Otros multimillonarios participaron también en el negocio de la construcción mundialista: a Dimitri Pumpiansky, con su grupo Sinara-Development, le tocó el Yekaterimburg Arena, al tiempo que Leonid Fedun, accionista de la petrolera Lukoil y dueño del Spartak de Moscú, puso 550 millones de dólares de su bolsillo para tener un nuevo estadio, y los herederos de Mijail Rudiak, quien falleció en 2007, al frente de la empresa familiar, Ingeokom, edificaron el estadio Fisht en Sochi, inaugurado hace cuatro años.

Conatos de huelga

Hubo fuertes críticas por la falta de pago a los obreros, incluso varios conatos de huelga, en su mayoría migrantes de las repúblicas ex soviéticas y muchos albañiles que vinieron desde Turquía, siguiendo la amoral máxima de algún prócer del capitalismo de que para hacer dinero hace falta contratar a quien trabaje más y cobre menos.

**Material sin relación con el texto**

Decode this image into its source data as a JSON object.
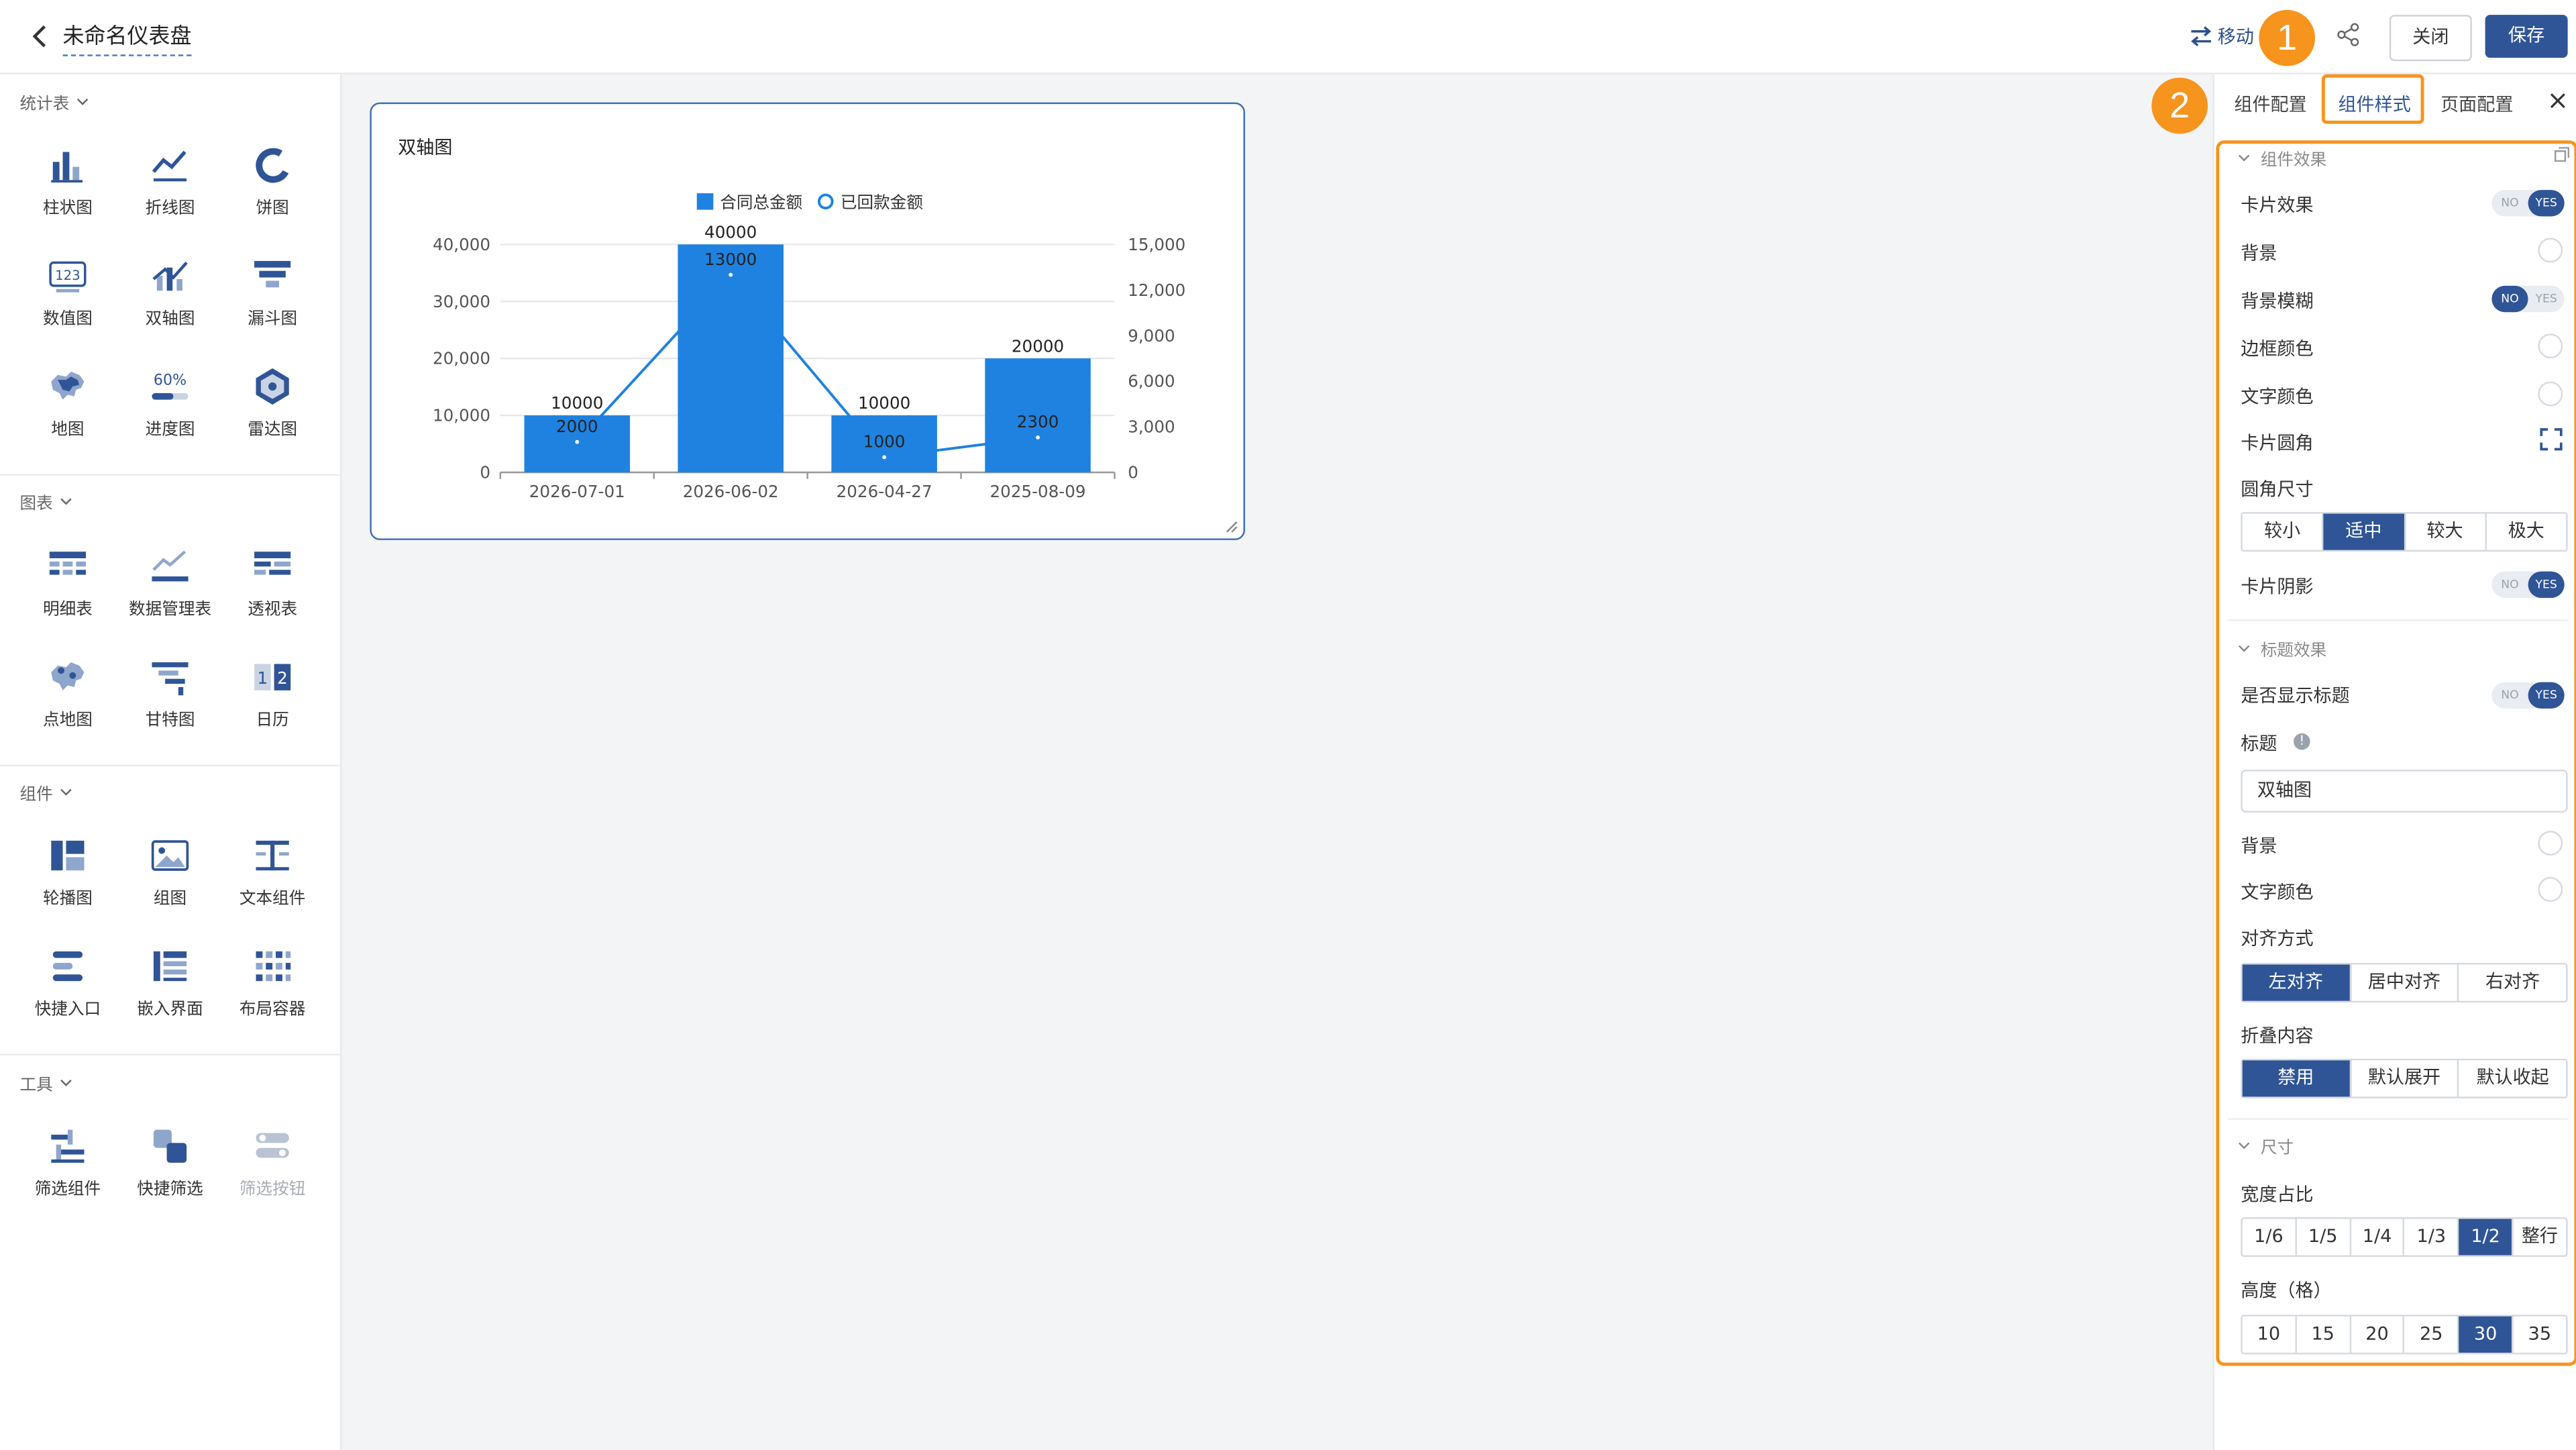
{
  "header": {
    "title": "未命名仪表盘",
    "move_label": "移动",
    "badge1": "1",
    "close_label": "关闭",
    "save_label": "保存"
  },
  "left_panel": {
    "sections": [
      {
        "title": "统计表",
        "items": [
          "柱状图",
          "折线图",
          "饼图",
          "数值图",
          "双轴图",
          "漏斗图",
          "地图",
          "进度图",
          "雷达图"
        ]
      },
      {
        "title": "图表",
        "items": [
          "明细表",
          "数据管理表",
          "透视表",
          "点地图",
          "甘特图",
          "日历"
        ]
      },
      {
        "title": "组件",
        "items": [
          "轮播图",
          "组图",
          "文本组件",
          "快捷入口",
          "嵌入界面",
          "布局容器"
        ]
      },
      {
        "title": "工具",
        "items": [
          "筛选组件",
          "快捷筛选",
          "筛选按钮"
        ]
      }
    ],
    "icon_text": {
      "number_chart": "123",
      "progress": "60%",
      "calendar_1": "1",
      "calendar_2": "2"
    }
  },
  "card": {
    "title": "双轴图"
  },
  "chart_data": {
    "type": "bar",
    "categories": [
      "2026-07-01",
      "2026-06-02",
      "2026-04-27",
      "2025-08-09"
    ],
    "series": [
      {
        "name": "合同总金额",
        "type": "bar",
        "axis": "left",
        "values": [
          10000,
          40000,
          10000,
          20000
        ],
        "color": "#1f82e0"
      },
      {
        "name": "已回款金额",
        "type": "line",
        "axis": "right",
        "values": [
          2000,
          13000,
          1000,
          2300
        ],
        "color": "#1f82e0"
      }
    ],
    "y_left": {
      "ticks": [
        0,
        10000,
        20000,
        30000,
        40000
      ],
      "tick_labels": [
        "0",
        "10,000",
        "20,000",
        "30,000",
        "40,000"
      ],
      "range": [
        0,
        40000
      ]
    },
    "y_right": {
      "ticks": [
        0,
        3000,
        6000,
        9000,
        12000,
        15000
      ],
      "tick_labels": [
        "0",
        "3,000",
        "6,000",
        "9,000",
        "12,000",
        "15,000"
      ],
      "range": [
        0,
        15000
      ]
    },
    "bar_labels": [
      "10000",
      "40000",
      "10000",
      "20000"
    ],
    "line_labels": [
      "2000",
      "13000",
      "1000",
      "2300"
    ],
    "legend_position": "top-center",
    "grid": true
  },
  "right_panel": {
    "tabs": [
      "组件配置",
      "组件样式",
      "页面配置"
    ],
    "badge2": "2",
    "groups": {
      "card_effect": "组件效果",
      "title_effect": "标题效果",
      "size": "尺寸"
    },
    "labels": {
      "card_effect": "卡片效果",
      "background": "背景",
      "bg_blur": "背景模糊",
      "border_color": "边框颜色",
      "text_color": "文字颜色",
      "card_radius": "卡片圆角",
      "radius_size": "圆角尺寸",
      "card_shadow": "卡片阴影",
      "show_title": "是否显示标题",
      "title": "标题",
      "title_bg": "背景",
      "title_text_color": "文字颜色",
      "align": "对齐方式",
      "collapse": "折叠内容",
      "width_ratio": "宽度占比",
      "height_grid": "高度（格）"
    },
    "toggle_no": "NO",
    "toggle_yes": "YES",
    "title_value": "双轴图",
    "radius_options": [
      "较小",
      "适中",
      "较大",
      "极大"
    ],
    "align_options": [
      "左对齐",
      "居中对齐",
      "右对齐"
    ],
    "collapse_options": [
      "禁用",
      "默认展开",
      "默认收起"
    ],
    "width_options": [
      "1/6",
      "1/5",
      "1/4",
      "1/3",
      "1/2",
      "整行"
    ],
    "height_options": [
      "10",
      "15",
      "20",
      "25",
      "30",
      "35"
    ],
    "selected": {
      "radius": "适中",
      "align": "左对齐",
      "collapse": "禁用",
      "width": "1/2",
      "height": "30"
    },
    "toggles": {
      "card_effect": true,
      "bg_blur": false,
      "card_shadow": true,
      "show_title": true
    }
  }
}
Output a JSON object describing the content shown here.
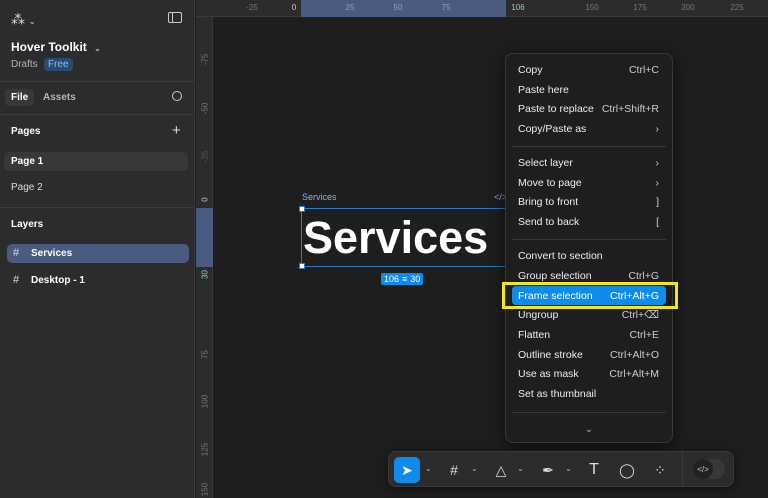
{
  "sidebar": {
    "project_title": "Hover Toolkit",
    "drafts": "Drafts",
    "plan_badge": "Free",
    "tabs": [
      {
        "label": "File"
      },
      {
        "label": "Assets"
      }
    ],
    "pages_heading": "Pages",
    "pages": [
      {
        "label": "Page 1"
      },
      {
        "label": "Page 2"
      }
    ],
    "layers_heading": "Layers",
    "layers": [
      {
        "label": "Services"
      },
      {
        "label": "Desktop - 1"
      }
    ]
  },
  "ruler_top": [
    "-25",
    "0",
    "25",
    "50",
    "75",
    "106",
    "150",
    "175",
    "200",
    "225"
  ],
  "ruler_left": [
    "-75",
    "-50",
    "-25",
    "0",
    "30",
    "75",
    "100",
    "125",
    "150"
  ],
  "canvas": {
    "frame_label": "Services",
    "frame_code_hint": "</>",
    "text": "Services",
    "size_w": "106",
    "size_h": "30"
  },
  "menu": {
    "items": [
      {
        "label": "Copy",
        "shortcut": "Ctrl+C"
      },
      {
        "label": "Paste here",
        "shortcut": ""
      },
      {
        "label": "Paste to replace",
        "shortcut": "Ctrl+Shift+R"
      },
      {
        "label": "Copy/Paste as",
        "shortcut": "›"
      },
      {
        "label": "Select layer",
        "shortcut": "›"
      },
      {
        "label": "Move to page",
        "shortcut": "›"
      },
      {
        "label": "Bring to front",
        "shortcut": "]"
      },
      {
        "label": "Send to back",
        "shortcut": "["
      },
      {
        "label": "Convert to section",
        "shortcut": ""
      },
      {
        "label": "Group selection",
        "shortcut": "Ctrl+G"
      },
      {
        "label": "Frame selection",
        "shortcut": "Ctrl+Alt+G"
      },
      {
        "label": "Ungroup",
        "shortcut": "Ctrl+⌫"
      },
      {
        "label": "Flatten",
        "shortcut": "Ctrl+E"
      },
      {
        "label": "Outline stroke",
        "shortcut": "Ctrl+Alt+O"
      },
      {
        "label": "Use as mask",
        "shortcut": "Ctrl+Alt+M"
      },
      {
        "label": "Set as thumbnail",
        "shortcut": ""
      }
    ],
    "more": "⌄"
  },
  "toolbar": {
    "code_toggle": "</>"
  },
  "colors": {
    "accent": "#0d8ce9",
    "highlight_box": "#f5e614",
    "selection": "#4a5a80"
  }
}
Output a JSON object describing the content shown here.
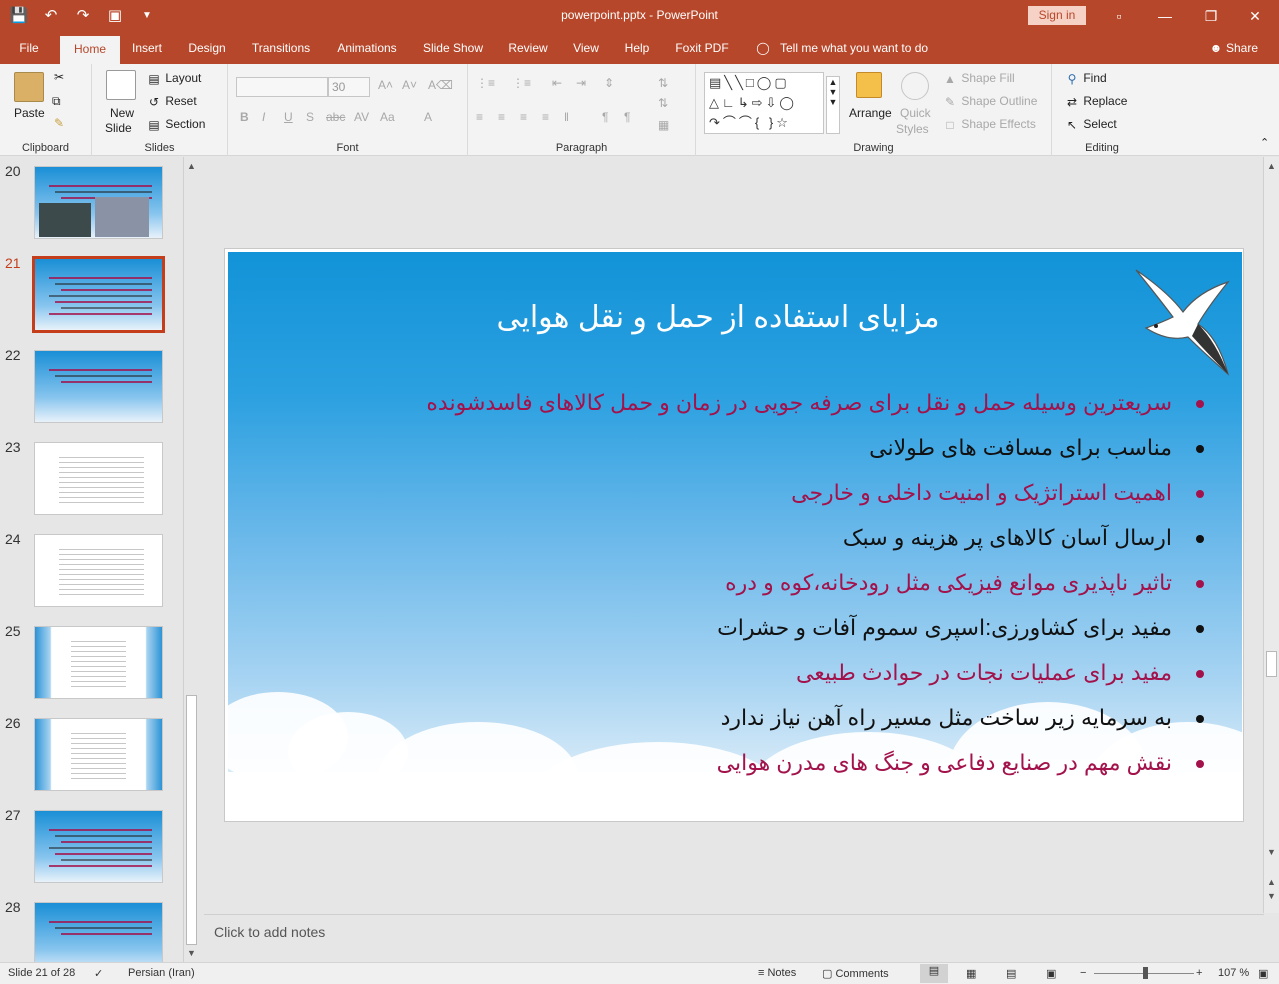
{
  "window": {
    "title": "powerpoint.pptx  -  PowerPoint",
    "sign_in": "Sign in"
  },
  "quick_access": [
    "save-icon",
    "undo-icon",
    "redo-icon",
    "present-icon",
    "customize-icon"
  ],
  "tabs": [
    "File",
    "Home",
    "Insert",
    "Design",
    "Transitions",
    "Animations",
    "Slide Show",
    "Review",
    "View",
    "Help",
    "Foxit PDF"
  ],
  "active_tab": "Home",
  "tell_me": "Tell me what you want to do",
  "share": "Share",
  "ribbon": {
    "clipboard": {
      "label": "Clipboard",
      "paste": "Paste"
    },
    "slides": {
      "label": "Slides",
      "new_slide_1": "New",
      "new_slide_2": "Slide",
      "layout": "Layout",
      "reset": "Reset",
      "section": "Section"
    },
    "font": {
      "label": "Font",
      "size": "30",
      "bold": "B",
      "italic": "I",
      "underline": "U",
      "shadow": "S",
      "strike": "abc",
      "spacing": "AV",
      "case": "Aa",
      "color": "A"
    },
    "paragraph": {
      "label": "Paragraph"
    },
    "drawing": {
      "label": "Drawing",
      "arrange": "Arrange",
      "quick_styles_1": "Quick",
      "quick_styles_2": "Styles",
      "shape_fill": "Shape Fill",
      "shape_outline": "Shape Outline",
      "shape_effects": "Shape Effects"
    },
    "editing": {
      "label": "Editing",
      "find": "Find",
      "replace": "Replace",
      "select": "Select"
    }
  },
  "thumbnails": [
    {
      "num": "20",
      "current": false,
      "style": "photo"
    },
    {
      "num": "21",
      "current": true,
      "style": "text"
    },
    {
      "num": "22",
      "current": false,
      "style": "short"
    },
    {
      "num": "23",
      "current": false,
      "style": "paper"
    },
    {
      "num": "24",
      "current": false,
      "style": "paper"
    },
    {
      "num": "25",
      "current": false,
      "style": "white"
    },
    {
      "num": "26",
      "current": false,
      "style": "white"
    },
    {
      "num": "27",
      "current": false,
      "style": "text"
    },
    {
      "num": "28",
      "current": false,
      "style": "short"
    }
  ],
  "slide": {
    "title": "مزایای استفاده از حمل و نقل هوایی",
    "bullets": [
      {
        "text": "سریعترین وسیله حمل و نقل برای صرفه جویی در زمان و حمل کالاهای فاسدشونده",
        "color": "#a3124b"
      },
      {
        "text": "مناسب برای مسافت های طولانی",
        "color": "#111111"
      },
      {
        "text": "اهمیت استراتژیک و امنیت داخلی و خارجی",
        "color": "#a3124b"
      },
      {
        "text": "ارسال آسان کالاهای پر هزینه و سبک",
        "color": "#111111"
      },
      {
        "text": "تاثیر ناپذیری موانع فیزیکی مثل رودخانه،کوه و دره",
        "color": "#a3124b"
      },
      {
        "text": "مفید برای کشاورزی:اسپری سموم آفات و حشرات",
        "color": "#111111"
      },
      {
        "text": "مفید برای عملیات نجات در حوادث طبیعی",
        "color": "#a3124b"
      },
      {
        "text": "به سرمایه زیر ساخت مثل مسیر راه آهن نیاز ندارد",
        "color": "#111111"
      },
      {
        "text": "نقش مهم در صنایع دفاعی و جنگ های مدرن هوایی",
        "color": "#a3124b"
      }
    ]
  },
  "notes_placeholder": "Click to add notes",
  "status": {
    "slide_counter": "Slide 21 of 28",
    "language": "Persian (Iran)",
    "notes": "Notes",
    "comments": "Comments",
    "zoom": "107 %",
    "zoom_level_percent": 107
  }
}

De acuerdo con la prensa local, el robo del dinero de los contribuyentes rusos llegó a convertirse en un fenómeno generalizado por la nociva práctica del otkat (reflujo), como aquí se llama la manía que tienen los beneficiarios de los contratos de agasajar con insultantes comisiones ilegales a sus valedores, los funcionarios del gobierno.

Y para demostrar que el combate a la corrupción es un compromiso firme, de vez en cuando se somete a juicio a pequeños subcontratistas como sucedió con uno de la Arena del Báltico, en Kaliningrado, acusado de desaparecer, con más habilidad que un mago del circo de Moscú, 500 millones de rublos o, al cambio oficial, más de 8 millones de dólares.

Eso sí, justo es reconocerlo, los estadios del mundial están a todo dar.